Sinopsis:
Deni Arman, seorang dosen terbaik di Universitas Muhammadiyah Yogyakarta. Bergelimang harta, ditaksir wanita-wanita se-Indonesia raya, tapi di lubuk hatinya merasakan kehampaan karena belum menemukan tulang rusuknya di usia 37 tahun.
Bagi Deni, wanita-wanita yang naksir dia belum bisa menggantikan mantan terindahnya. Leci Seira.
'Sori ya Ci, aku abadikan namamu dalam karyaku. Abis males cari nama baru' batinku.
"Heh, kowe ngopo ngerayu bojoku? Wes ra payu ngembat bojone wong?" (Heh, kamu kenapa merayu suamiku? Udah nggak laku jadi ambil laki orang?)
"Alah, wong bojomu disik sing centil (Alah, orang suamimu duluan yang centil) ngedipin mata ke aku."
"Cangkem, Rek." (mulutmu)
Terdengar ribut-ribut di belakang. Ada apa lagi sih? Aku melepas laptop dulu. Dan langsung ke belakang.
Ternyata yang ribut itu Diani dan Imel.
"Kalian kenapa ribut sih?"
"Ini loh Bos, si Imel pelakor. Ngerebut suamiku."
"Dih, enak aja bilang aku pelakor. Lakimu noh jagain biar nggak centil sama cewek bohay macam aku."
"Whats? Coba ngomong sekali lagi?" Diani melotot ke Imel. Dia lalu mengalihkan pandangan ke aku. "Menurut Bos gimana?
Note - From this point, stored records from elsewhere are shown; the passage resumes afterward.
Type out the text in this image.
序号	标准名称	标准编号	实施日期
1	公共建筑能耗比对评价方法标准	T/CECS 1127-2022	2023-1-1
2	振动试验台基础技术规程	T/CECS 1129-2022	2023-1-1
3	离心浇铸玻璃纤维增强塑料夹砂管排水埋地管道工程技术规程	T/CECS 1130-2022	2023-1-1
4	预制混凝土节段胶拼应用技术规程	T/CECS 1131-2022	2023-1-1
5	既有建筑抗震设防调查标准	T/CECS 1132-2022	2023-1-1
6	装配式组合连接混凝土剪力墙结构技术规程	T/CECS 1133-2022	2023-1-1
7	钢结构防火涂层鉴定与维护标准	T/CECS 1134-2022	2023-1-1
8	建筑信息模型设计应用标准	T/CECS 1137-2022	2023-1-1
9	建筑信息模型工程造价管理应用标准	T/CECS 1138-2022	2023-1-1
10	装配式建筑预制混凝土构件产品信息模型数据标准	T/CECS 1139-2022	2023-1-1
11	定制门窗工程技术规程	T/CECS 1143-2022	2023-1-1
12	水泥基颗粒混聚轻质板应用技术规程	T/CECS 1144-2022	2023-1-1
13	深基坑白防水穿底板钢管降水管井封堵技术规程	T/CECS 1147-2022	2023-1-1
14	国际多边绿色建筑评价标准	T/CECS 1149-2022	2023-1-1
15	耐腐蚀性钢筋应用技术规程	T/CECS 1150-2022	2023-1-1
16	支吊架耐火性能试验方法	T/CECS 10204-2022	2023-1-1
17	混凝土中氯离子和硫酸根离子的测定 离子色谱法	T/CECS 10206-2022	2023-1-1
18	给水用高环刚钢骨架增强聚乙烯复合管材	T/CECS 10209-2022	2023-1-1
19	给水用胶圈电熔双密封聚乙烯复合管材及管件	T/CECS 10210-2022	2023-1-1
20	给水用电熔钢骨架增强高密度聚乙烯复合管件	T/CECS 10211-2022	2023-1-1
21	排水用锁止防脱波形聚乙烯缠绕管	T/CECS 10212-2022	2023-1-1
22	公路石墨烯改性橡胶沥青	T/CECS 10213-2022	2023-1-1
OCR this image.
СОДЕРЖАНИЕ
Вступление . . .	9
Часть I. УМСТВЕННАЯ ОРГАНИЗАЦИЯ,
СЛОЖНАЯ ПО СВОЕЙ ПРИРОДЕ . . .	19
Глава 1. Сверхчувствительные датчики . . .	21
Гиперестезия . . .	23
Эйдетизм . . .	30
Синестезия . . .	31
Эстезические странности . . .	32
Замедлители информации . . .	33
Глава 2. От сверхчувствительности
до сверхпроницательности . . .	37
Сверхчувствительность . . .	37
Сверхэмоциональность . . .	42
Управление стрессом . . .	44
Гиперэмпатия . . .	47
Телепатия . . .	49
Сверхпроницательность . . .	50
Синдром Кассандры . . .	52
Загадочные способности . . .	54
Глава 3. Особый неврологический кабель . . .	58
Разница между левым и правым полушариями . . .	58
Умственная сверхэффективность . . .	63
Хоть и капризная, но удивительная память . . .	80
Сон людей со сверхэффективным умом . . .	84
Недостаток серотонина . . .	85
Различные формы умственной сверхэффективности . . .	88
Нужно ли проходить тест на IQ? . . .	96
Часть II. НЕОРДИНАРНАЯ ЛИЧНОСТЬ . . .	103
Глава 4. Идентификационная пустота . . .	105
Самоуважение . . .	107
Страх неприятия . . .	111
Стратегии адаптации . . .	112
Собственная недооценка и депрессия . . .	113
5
Apa aku diem aja ketika suami saya direbut cewek centil?"
"Dih, caper." Imel mulai nyolot. "Jangan dengerin dia, Bos. Dia Drama Queen. Yang bener tuh lakinya duluan yang godain saya. Bos Allura harusnya belain saya aja."
"Kok belain kamu? Kan saya yang terzolimi."
Yang kayak gini nih membuatku bingung harus berpihak sama siapa? Terlebih aku nggak tahu kebenarannya.
"Stop. Saya nggak belain siapa-siapa. Kalian jangan berantem lagi. Malu kalau kedengeran pelanggan. Entar mereka kabur. Kalau masih berantem, gaji kalian saya potong 10%."
"Saya mau resign aja kalau Bos Allura lebih belain dia daripada saya."
"Sama. Saya juga bakal resign kalau Bos pertahankan Drama Queen daripada saya."
"Hush, pamali dikit-dikit resign. Entar dikabulin Bos Allura, kapok kalian berdua." Aruna baru bersuara. Kalau Ira dari tadi diem aja. Soalnya dia tipe nggak mau ikut campur urusan orang.
Begini nih yang membuatku nggak suka. Karyawan kalau ada masalah sedikit aja. Suka mengancam minta resign.
"Dahlah terserah kalian. Resign dua-duanya juga nggak masalah. Tinggal buka loker baru."
Aku meninggalkan mereka dan kembali ke meja kasir. Aku duduk sambil memijit kening. Sumpah, pusing banget. Dari kafe ini berdiri sampai sekarang banyak drama yang terjadi di sesama karyawannya. Aku harus apa? Mau pecat keduanya sayang. Takutnya orang baru nggak sebaik mereka. Biar nggak ada drama-drama lagi?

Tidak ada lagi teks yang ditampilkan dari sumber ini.